The Board directed the Administration to present Plan A and Plan B to the public and to collect feedback for a one-month period beginning Friday, January 14 and ending at 11:59 p.m. on Monday, February 14. Maps and a detailed explanation of each proposal are available on the district’s Attendance Rezoning 2011. website. Daytime meetings are being held at various campuses, with evening meetings tentatively scheduled on Wednesday, January 26; Monday, January 31; Thursday, February 3 and Thursday, February 10. All meeting times and locations are available on the district’s website.

Parents, staff and taxpayers are being asked to submit their feedback in written form. Each Trustee will have the opportunity to read the comments before a final decision February 21. The 2009 Bond Program approved by voters included a new fifth elementary school located on North White’s Chapel Boulevard just north of Dove Road. This yet-to-be-named elementary will become home to current Durham Elementary students, as well as about 100 students currently zoned to an overcrowded Johnson Elementary campus.

The district will also open a new middle school on Kirkwood Boulevard. Under the Plan A scenario, the middle school zone would change slightly because of changes to give Myers Meadow, Cross Timber Hills, Camden Park, Palomar Estates and Randol Mill Estates a pure feeder system in grades 5-8. Those neighborhoods have been a part of a split configuration for many years, attending Carroll Elementary then splitting from classmates to attend Durham Intermediate and Carroll Middle School. Under Plan A, these four neighborhoods would attend Carroll Elementary, Eubanks Intermediate and Dawson Middle School. Plan B keeps the split configuration for those four neighborhoods.

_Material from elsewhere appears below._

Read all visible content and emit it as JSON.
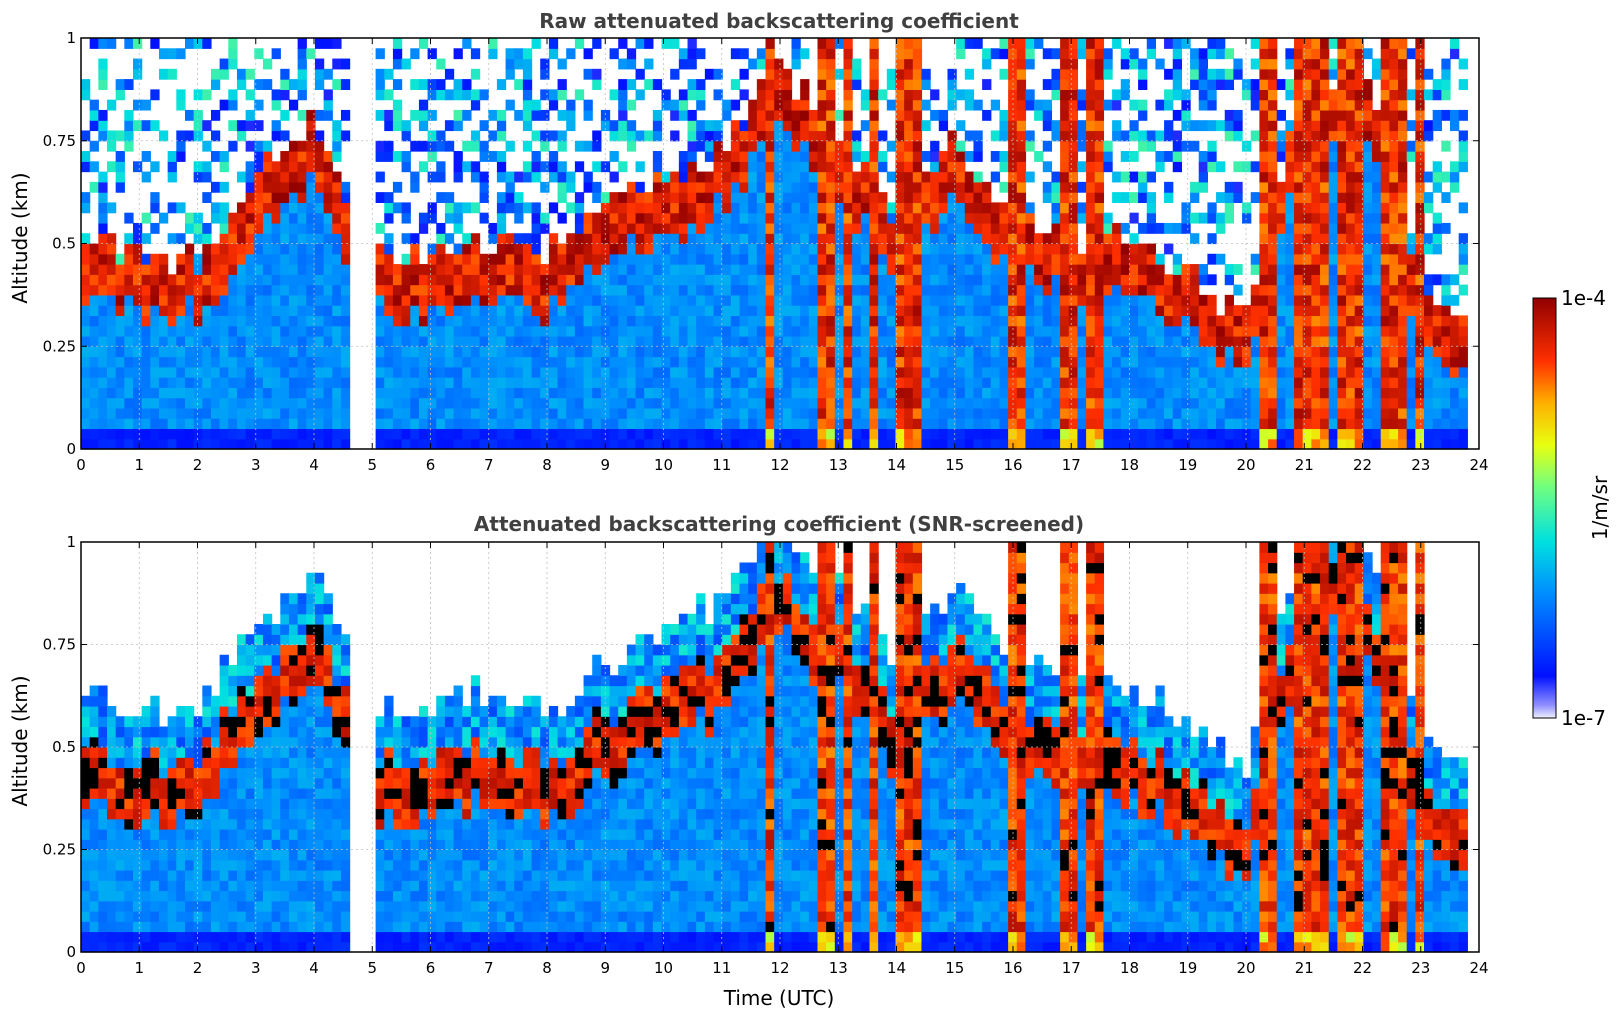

Other changes represented in both Plan A and Plan B include moving undeveloped land in Old Union Elementary to Rockenbaugh Elementary zone before homes are built on the land. Wyndsor Creek I residents who exit their neighborhood onto Byron Nelson Parkway would be rezoned from Old Union Elementary to Rockenbaugh Elementary in both plans.

School officials say most of the rezoning changes reflect new zones between the new elementary and Johnson in the northern zone, but the changes to the OUES and RES zones are the Board’s attempt to add students at RES over the next five years. That campus is expected to drop below 400 students according to the professional demographer.

Although no final decisions have been made, Trustees have discussed and agreed to offer in-district transfer options to those students who are rezoned and their siblings. Preferences would be given to exit grade level students and their siblings and then to other students affected by the rezoning. Transportation is not provided under any transfer scenario, but both plans ought to create capacity for transfer students at most campuses, grade levels.